Good day all,
I know there have been many answers for similar questions, however I havn’t found a solution. My cuda_is_available() is returning False, but weirdly it used to return True with the same configuration. The code is running on a GPU cluster. I was wondering if any people wiser than me can identify anything wrong with the following configuration:
PyTorch version: 1.4.0
Is debug build: False
CUDA used to build PyTorch: 10.0
ROCM used to build PyTorch: N/A
OS: CentOS Linux 7 (Core) (x86_64)
GCC version: (GCC) 4.9.0
Clang version: Could not collect
CMake version: Could not collect
Python version: 3.6 (64-bit runtime)
Is CUDA available: False
CUDA runtime version: 10.0.130
GPU models and configuration:
GPU 0: Tesla V100-PCIE-16GB
GPU 1: Tesla V100-PCIE-16GB
GPU 2: Tesla V100-PCIE-16GB
Nvidia driver version: 418.40.04
cuDNN version: Could not collect
HIP runtime version: N/A
MIOpen runtime version: N/A
Versions of relevant libraries:
[pip3] numpy==1.18.5
[pip3] numpydoc==1.1.0
[pip3] torch==1.4.0
[pip3] torchvision==0.5.0
[conda] blas 1.0 mkl
[conda] cudatoolkit 10.0.130 0
[conda] mkl 2020.1 217
[conda] mkl-service 2.3.0 py36he904b0f_0
[conda] mkl_fft 1.1.0 py36h23d657b_0
[conda] mkl_random 1.1.1 py36h0573a6f_0
[conda] numpy 1.18.5 py36ha1c710e_0
[conda] numpy-base 1.18.5 py36hde5b4d6_0
[conda] numpydoc 1.1.0 py_0
[conda] pytorch 1.4.0 py3.6_cuda10.0.130_cudnn7.6.3_0 pytorch
[conda] torchvision 0.5.0 py36_cu100 pytorch
Here is the nvidia-smi output:
+-----------------------------------------------------------------------------+
| NVIDIA-SMI 418.40.04 Driver Version: 418.40.04 CUDA Version: 10.1 |
|-------------------------------+----------------------+----------------------+
| GPU Name Persistence-M| Bus-Id Disp.A | Volatile Uncorr.

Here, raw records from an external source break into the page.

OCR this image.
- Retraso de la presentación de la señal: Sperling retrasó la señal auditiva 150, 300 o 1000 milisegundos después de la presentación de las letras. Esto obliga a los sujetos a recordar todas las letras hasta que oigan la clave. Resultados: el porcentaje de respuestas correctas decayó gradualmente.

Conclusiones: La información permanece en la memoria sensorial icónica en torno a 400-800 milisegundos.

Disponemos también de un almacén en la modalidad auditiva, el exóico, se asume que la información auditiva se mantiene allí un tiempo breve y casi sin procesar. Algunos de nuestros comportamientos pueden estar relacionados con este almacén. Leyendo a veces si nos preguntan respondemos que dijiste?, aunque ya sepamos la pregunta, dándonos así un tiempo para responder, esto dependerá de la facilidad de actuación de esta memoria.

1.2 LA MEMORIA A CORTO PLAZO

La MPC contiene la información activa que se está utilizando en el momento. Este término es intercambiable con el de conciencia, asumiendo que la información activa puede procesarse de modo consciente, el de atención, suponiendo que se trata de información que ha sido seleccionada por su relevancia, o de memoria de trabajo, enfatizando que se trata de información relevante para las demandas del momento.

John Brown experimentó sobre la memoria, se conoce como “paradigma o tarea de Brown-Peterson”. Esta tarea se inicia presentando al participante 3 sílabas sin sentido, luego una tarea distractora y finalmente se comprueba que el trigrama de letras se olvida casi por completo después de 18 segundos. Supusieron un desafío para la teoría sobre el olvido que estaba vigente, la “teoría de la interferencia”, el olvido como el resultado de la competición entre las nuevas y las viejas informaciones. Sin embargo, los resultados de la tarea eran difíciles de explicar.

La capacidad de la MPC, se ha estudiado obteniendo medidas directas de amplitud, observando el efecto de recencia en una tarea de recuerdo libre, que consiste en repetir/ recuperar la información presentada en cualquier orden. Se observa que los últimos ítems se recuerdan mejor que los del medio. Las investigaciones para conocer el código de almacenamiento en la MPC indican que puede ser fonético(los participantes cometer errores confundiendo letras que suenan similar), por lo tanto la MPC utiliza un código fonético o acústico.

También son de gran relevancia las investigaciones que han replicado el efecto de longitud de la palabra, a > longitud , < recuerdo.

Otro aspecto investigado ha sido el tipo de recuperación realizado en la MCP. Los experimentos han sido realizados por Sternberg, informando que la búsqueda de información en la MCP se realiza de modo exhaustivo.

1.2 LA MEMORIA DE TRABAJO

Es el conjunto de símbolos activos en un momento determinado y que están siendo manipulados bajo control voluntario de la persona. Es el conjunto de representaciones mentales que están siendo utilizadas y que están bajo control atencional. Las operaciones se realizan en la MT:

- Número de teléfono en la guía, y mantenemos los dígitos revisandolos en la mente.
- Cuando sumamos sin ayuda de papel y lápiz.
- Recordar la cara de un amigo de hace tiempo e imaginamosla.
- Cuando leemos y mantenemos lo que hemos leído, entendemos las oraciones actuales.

ECC |
| Fan Temp Perf Pwr:Usage/Cap| Memory-Usage | GPU-Util Compute M. |
|===============================+======================+======================|
| 0 Tesla V100-PCIE... On | 00000000:3B:00.0 Off | Off |
| N/A 31C P0 25W / 250W | 0MiB / 16130MiB | 0% Default |
+-------------------------------+----------------------+----------------------+
| 1 Tesla V100-PCIE... On | 00000000:AF:00.0 Off | Off |
| N/A 32C P0 27W / 250W | 0MiB / 16130MiB | 0% Default |
+-------------------------------+----------------------+----------------------+
| 2 Tesla V100-PCIE... On | 00000000:D8:00.0 Off | Off |
| N/A 30C P0 22W / 250W | 0MiB / 16130MiB | 0% Default |
+-------------------------------+----------------------+----------------------+
I appreciate any assistance. Thank you!